What is a hearing loop and how does it work?
In the United States, the Americans with Disabilities Act (ADA) mandates that all public places in which audible communication is integral to the space are required to provide an assistive listening system, except for places of worship since they are typically exempt from the ADA. However, states like California and other local city governments have enacted local ordinances that model their accessibility requirements after the ADA. Most venue operators consider making accommodations for individuals with physical disabilities a priority, but hardly ever is assistive listening technology on top of their minds, as this disability is largely invisible.
Approximately 23% of the U.S. population over the age of 12, more than 60 million people, are affected by hearing loss in at least one ear. Despite legislation and available technology to provide access, many individuals find their communication needs to be misunderstood and unaddressed. Consequently, they may become isolated, not seeing the point in attending an event in which they cannot hear or fully participate. As often happens, they significantly cut back on attendance, reducing audience sizes at performances, events, meetings, and religious services throughout our communities.
A telecoil or t-coil is a small coil of wire embedded in approximately 80% of all hearing aid models in the market today, independent of the age of the device. It receives the magnetic signal from a hearing loop and turns it back into audible sound, which is customized for the person’s individual pattern of hearing loss.
However, the t-coil feature needs to be programmed into the hearing aid by the user’s hearing professional. It is important that audiologists and hearing aid dispensers educate their clients about this feature being available and how to use it. Several states have incorporated laws to require these steps from hearing professionals. Since it is possible that the feature has not been programmed at the time of purchase, the only reliable way to find out whether someone’s hearing device is compatible with a hearing loop is to ask the person they purchased the device from.
Hearing loops have almost infinite applications. They can be used in theaters, auditoriums, places of worship, classrooms, ticket counters, at grocery counters, drive-thru windows, banks, doctor’s offices, pharmacies, and even at home with the TV. Most are found in public venues where large groups congregate to hear presentations or entertainment.
While we find that places of worship, universities, and government buildings are adopting the technology at rapid rates, it seems that movie theaters, music festivals, and concert venues are slower to install hearing loops because these venues are generally viewed as spaces for entertainment, not for accessing information. Furthermore, organizations tend to not recognize their lack of accessibility, since hearing loss is not a visible limitation and many affected individuals do not speak up about their needs for accommodations due to the stigma that’s still associated with this disability.
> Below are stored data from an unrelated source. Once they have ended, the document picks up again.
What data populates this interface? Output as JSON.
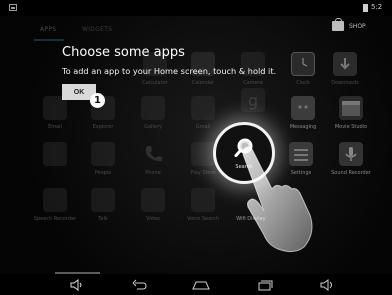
{
  "status": {
    "time": "5:2"
  },
  "tabs": [
    {
      "label": "APPS"
    },
    {
      "label": "WIDGETS"
    }
  ],
  "shop": {
    "label": "SHOP"
  },
  "apps": [
    {
      "label": "Calculator"
    },
    {
      "label": "Calendar"
    },
    {
      "label": "Camera"
    },
    {
      "label": "Clock"
    },
    {
      "label": "Downloads"
    },
    {
      "label": "Email"
    },
    {
      "label": "Explorer"
    },
    {
      "label": "Gallery"
    },
    {
      "label": "Gmail"
    },
    {
      "label": "Messaging"
    },
    {
      "label": "Movie Studio"
    },
    {
      "label": "People"
    },
    {
      "label": "Phone"
    },
    {
      "label": "Play Store"
    },
    {
      "label": "Search"
    },
    {
      "label": "Settings"
    },
    {
      "label": "Sound Recorder"
    },
    {
      "label": "Speech Recorder"
    },
    {
      "label": "Talk"
    },
    {
      "label": "Video"
    },
    {
      "label": "Voice Search"
    },
    {
      "label": "Wifi Display"
    }
  ],
  "overlay": {
    "title": "Choose some apps",
    "subtitle": "To add an app to your Home screen, touch & hold it.",
    "ok_label": "OK",
    "callout_number": "1"
  },
  "colors": {
    "overlay_text": "#ffffff",
    "spotlight": "#f2f2f2",
    "nav_icon": "#cfcfcf"
  },
  "nav": [
    "volume-down-icon",
    "back-icon",
    "home-icon",
    "recent-apps-icon",
    "volume-up-icon"
  ]
}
Once the t-coil feature has been programmed into the hearing device, all the user needs to do is switch their hearing aid or cochlear implant to the “T”, telecoil, or hearing loop program.
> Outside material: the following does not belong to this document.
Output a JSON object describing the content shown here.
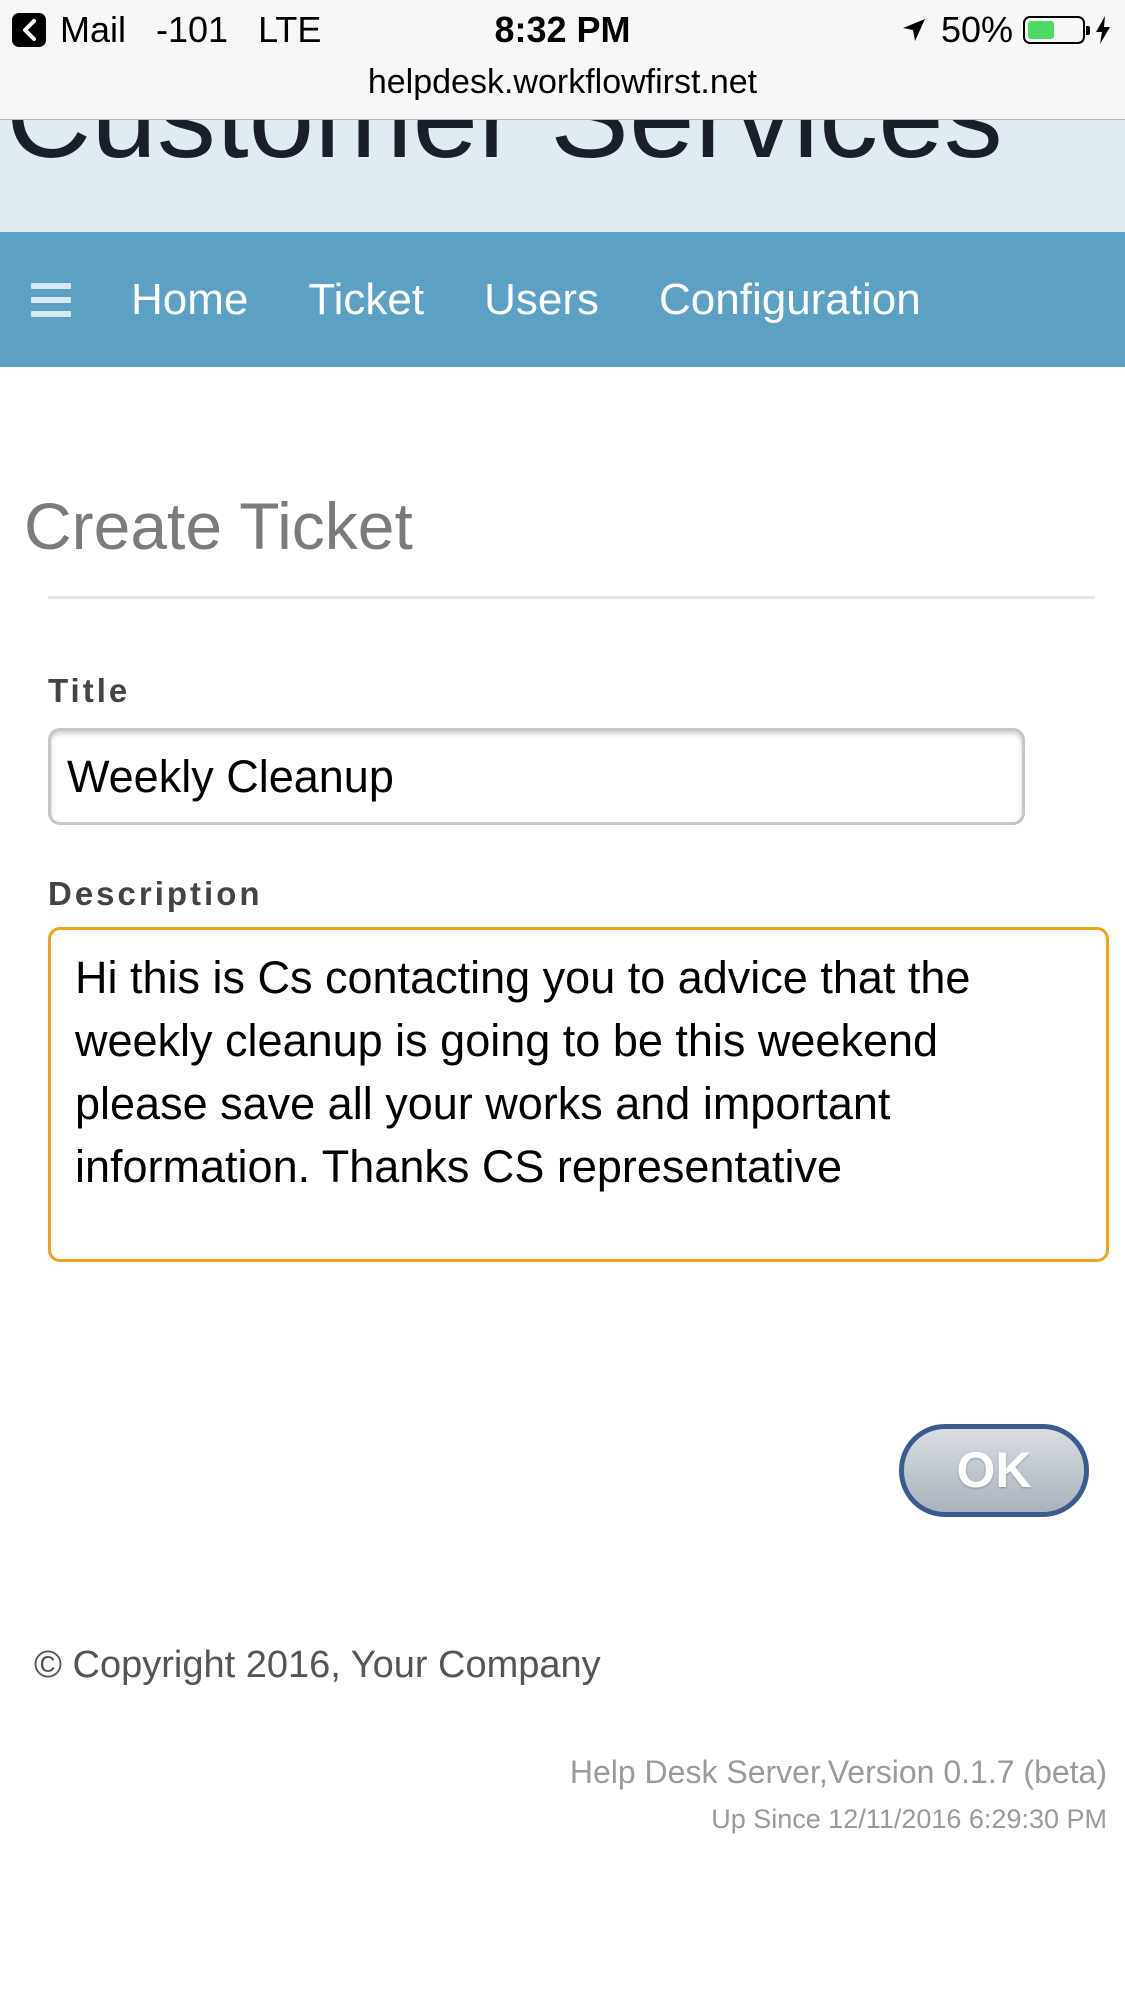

In general, venues equipped with a hearing loop system have portable receivers available to borrow. These bodypack receivers typically have a 3.5 mm (⅛ inch) headphone output and can either be used with headphones provided by the venue or with the user’s own headphones, earphones, or earbuds. This makes for a less convenient way to access the sound from a hearing loop and the sound is not custom-tailored to suit the individual’s pattern of loss, but it still provides a world of difference in terms of comprehension and enjoyment.
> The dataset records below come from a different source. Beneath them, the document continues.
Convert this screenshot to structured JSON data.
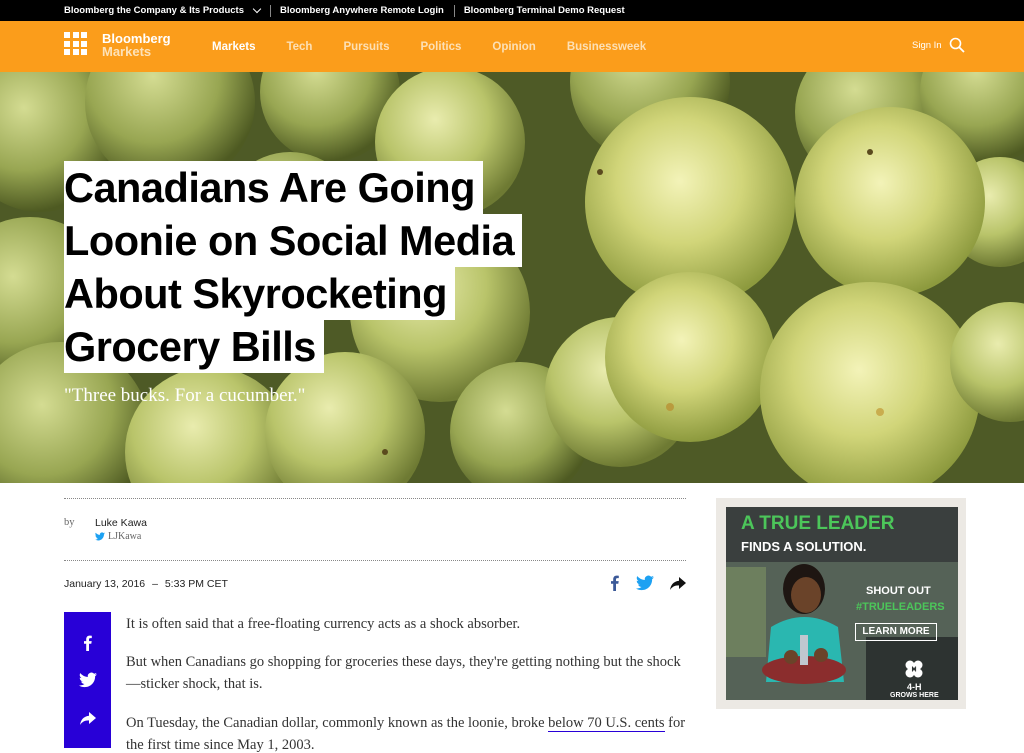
{
  "topbar": {
    "item1": "Bloomberg the Company & Its Products",
    "item2": "Bloomberg Anywhere Remote Login",
    "item3": "Bloomberg Terminal Demo Request"
  },
  "nav": {
    "brand": "Bloomberg",
    "section": "Markets",
    "items": [
      "Markets",
      "Tech",
      "Pursuits",
      "Politics",
      "Opinion",
      "Businessweek"
    ],
    "signin": "Sign In"
  },
  "hero": {
    "headline_lines": [
      "Canadians Are Going",
      "Loonie on Social Media",
      "About Skyrocketing",
      "Grocery Bills"
    ],
    "dek": "\"Three bucks. For a cucumber.\""
  },
  "byline": {
    "by": "by",
    "author": "Luke Kawa",
    "handle": "LJKawa",
    "date": "January 13, 2016",
    "separator": "–",
    "time": "5:33 PM CET"
  },
  "body": {
    "p1": "It is often said that a free-floating currency acts as a shock absorber.",
    "p2": "But when Canadians go shopping for groceries these days, they're getting nothing but the shock—sticker shock, that is.",
    "p3_before": "On Tuesday, the Canadian dollar, commonly known as the loonie, broke ",
    "p3_link": "below 70 U.S. cents",
    "p3_after": " for the first time since May 1, 2003."
  },
  "ad": {
    "line1": "A TRUE LEADER",
    "line2": "FINDS A SOLUTION.",
    "line3": "SHOUT OUT",
    "line4": "#TRUELEADERS",
    "button": "LEARN MORE",
    "logo": "4-H",
    "logo_sub": "GROWS HERE"
  },
  "colors": {
    "nav_orange": "#fb9d1b",
    "share_blue": "#2800d7",
    "ad_green": "#4cc65a",
    "facebook": "#3b5998",
    "twitter": "#1da1f2"
  }
}
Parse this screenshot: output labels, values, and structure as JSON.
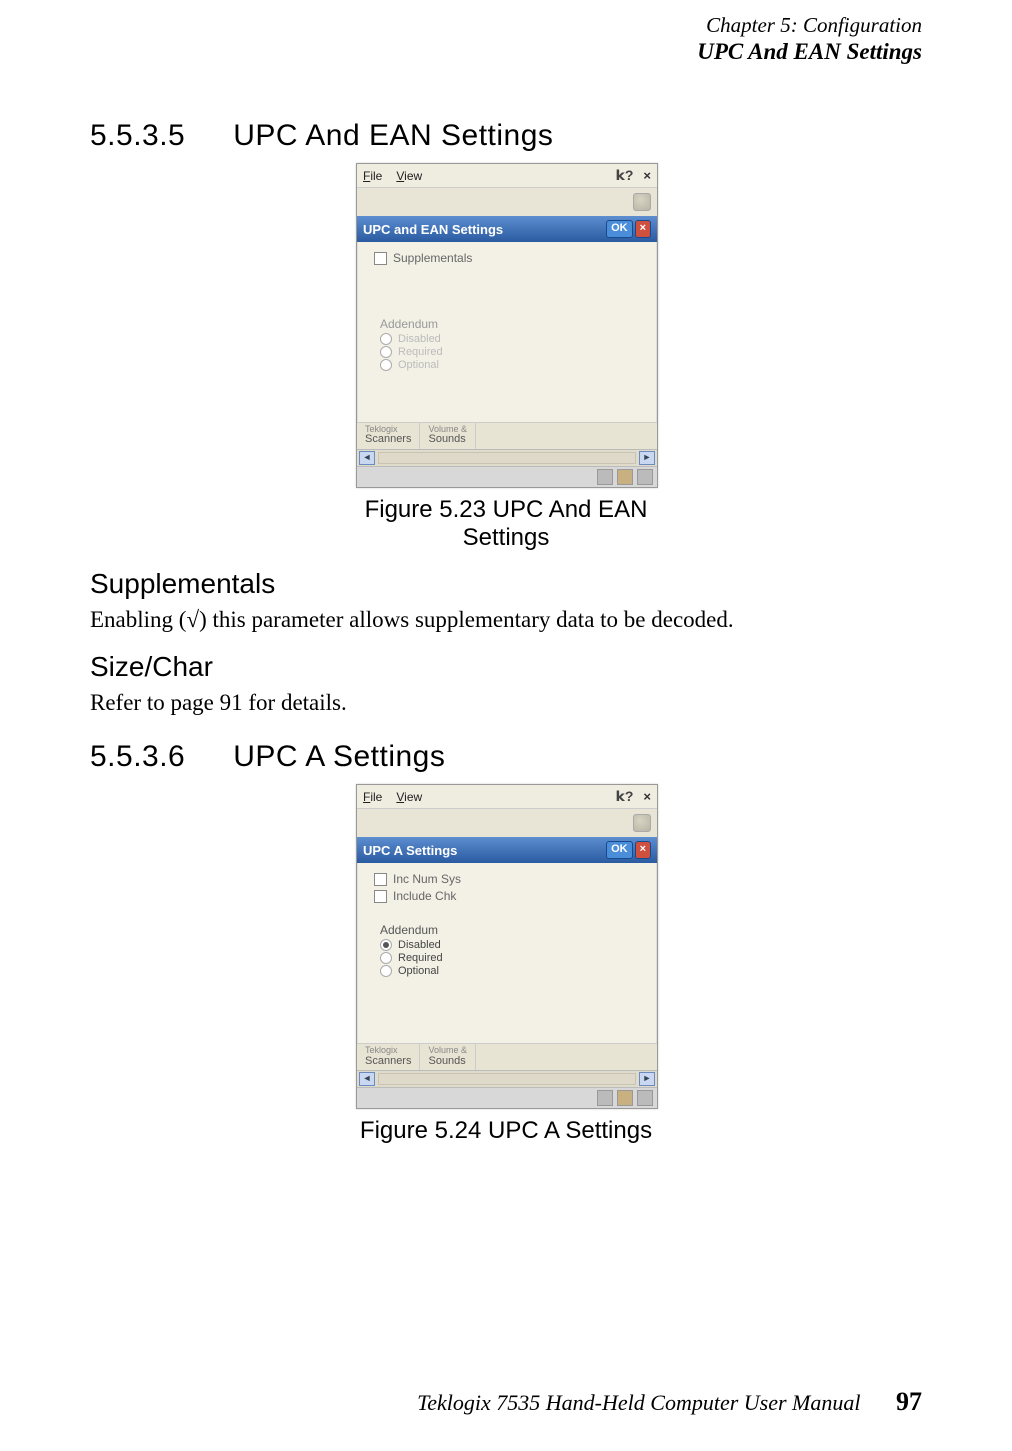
{
  "header": {
    "chapter": "Chapter 5: Configuration",
    "section": "UPC And EAN Settings"
  },
  "section1": {
    "number": "5.5.3.5",
    "title": "UPC And EAN Settings",
    "figure_caption": "Figure 5.23 UPC And EAN Settings",
    "supplementals_heading": "Supplementals",
    "supplementals_body": "Enabling (√) this parameter allows supplementary data to be decoded.",
    "sizechar_heading": "Size/Char",
    "sizechar_body": "Refer to page 91 for details.",
    "shot": {
      "menu_file": "File",
      "menu_view": "View",
      "help": "?",
      "close": "×",
      "title": "UPC and EAN Settings",
      "ok": "OK",
      "x": "×",
      "chk1": "Supplementals",
      "addendum": "Addendum",
      "r1": "Disabled",
      "r2": "Required",
      "r3": "Optional",
      "tab1_small": "Teklogix",
      "tab1": "Scanners",
      "tab2_small": "Volume &",
      "tab2": "Sounds"
    }
  },
  "section2": {
    "number": "5.5.3.6",
    "title": "UPC A Settings",
    "figure_caption": "Figure 5.24 UPC A Settings",
    "shot": {
      "menu_file": "File",
      "menu_view": "View",
      "help": "?",
      "close": "×",
      "title": "UPC A Settings",
      "ok": "OK",
      "x": "×",
      "chk1": "Inc Num Sys",
      "chk2": "Include Chk",
      "addendum": "Addendum",
      "r1": "Disabled",
      "r2": "Required",
      "r3": "Optional",
      "tab1_small": "Teklogix",
      "tab1": "Scanners",
      "tab2_small": "Volume &",
      "tab2": "Sounds"
    }
  },
  "footer": {
    "manual": "Teklogix 7535 Hand-Held Computer User Manual",
    "page": "97"
  }
}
Until recently, telecoil-enabled hearing devices and portable receivers were the only two ways to utilize a hearing loop. Now, thanks to the innovation of OTOjOY, a third solution has become available. OTOjOY LoopBuds are earbuds equipped with a telecoil that allow users to access the sound from a hearing loop with their smartphone. Since high cost and stigma are significant factors in deterring individuals from purchasing and using hearing aids, OTOjOY LoopBuds provide an affordable, stigma-free solution to give users access to an enhanced listening experience and and the added ability to customize their sound with the LoopBuds smartphone app.
In October 2017, the 4th International Accessibility Conference on Hearing Loops and Hearing Technology was held in Berlin, Germany and was attended by more than 300 industry experts. A particular focus of the conference was placed on the future of hearing loop technology. The conference organizers concluded that currently, there is no new technology on the horizon that is as user-friendly, universal, cost-effective, and efficient in creating equal access for individuals with hearing loss.
Other wireless technologies are prone to issues, including delay, compatibility, battery drain, and poor connectivity. Per Kokholm Sorensen, Director of Research & Development for Widex, German hearing loop engineer Hannes Seidler, psychology professor and hearing loop advocate David Myers, as well as Cynthia Compton-Conley, former audiology professor and one of the leading authorities on assistive listening technology in the United States, have all concluded that it will be a long time before Bluetooth or any other alternative wireless connectivity can match the virtues of hearing loops.